Of course, the administration has spent months trying to build up mechanisms aimed to reining in Trump and his rash impulses. But those safeguards, such as they are, are disintegrating as tensions between Kushner and White House Chief of Staff John Kelly become more visible and without alleged wife-beater Rob Porter on the scene to help keep order in the West Wing. Cohn had been working closely with Porter "to postpone, kill or narrow the scope of the tariffs," Politico's Ben White and Andrew Restuccia report. "Porter had been organizing weekly trade meetings in which senior officials and Cabinet secretaries debated the merits of the proposals. Without Porter to organize the administration's policy debate, Trump's advisers reverted back to the chaos of the early days of the administration, where aides fell all over each other to influence the president in any way they could."

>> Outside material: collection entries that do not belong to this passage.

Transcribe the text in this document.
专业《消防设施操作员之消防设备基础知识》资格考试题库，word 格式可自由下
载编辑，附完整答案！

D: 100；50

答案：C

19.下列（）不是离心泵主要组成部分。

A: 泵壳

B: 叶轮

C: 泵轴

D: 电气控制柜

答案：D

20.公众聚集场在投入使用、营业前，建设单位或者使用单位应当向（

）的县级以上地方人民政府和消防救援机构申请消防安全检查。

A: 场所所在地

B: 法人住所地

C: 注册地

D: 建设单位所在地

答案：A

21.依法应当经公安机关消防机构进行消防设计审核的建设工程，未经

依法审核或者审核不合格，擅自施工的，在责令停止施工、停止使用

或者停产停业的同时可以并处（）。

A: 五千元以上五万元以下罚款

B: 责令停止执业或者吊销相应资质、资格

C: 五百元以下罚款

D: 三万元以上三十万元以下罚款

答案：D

Per the NBC report, Commerce Secretary Wilbur Ross took advantage of the turmoil to nudge Trump into the direction that the president wanted to go anyway. Ross invited steel and aluminum executives to a White House listening session, but did not tell senior administration officials, including Kelly, who was on his invite list. "As a result, White House officials were unable to conduct a background check on the executives to make sure they were appropriate for the president to meet with and they were not able to be cleared for entry by secret service," NBC reported.
Of course they did get in; and while the rest of the administration was still trying to do its bureaucratic due diligence and planning on trade policy, Trump was announcing his trade war.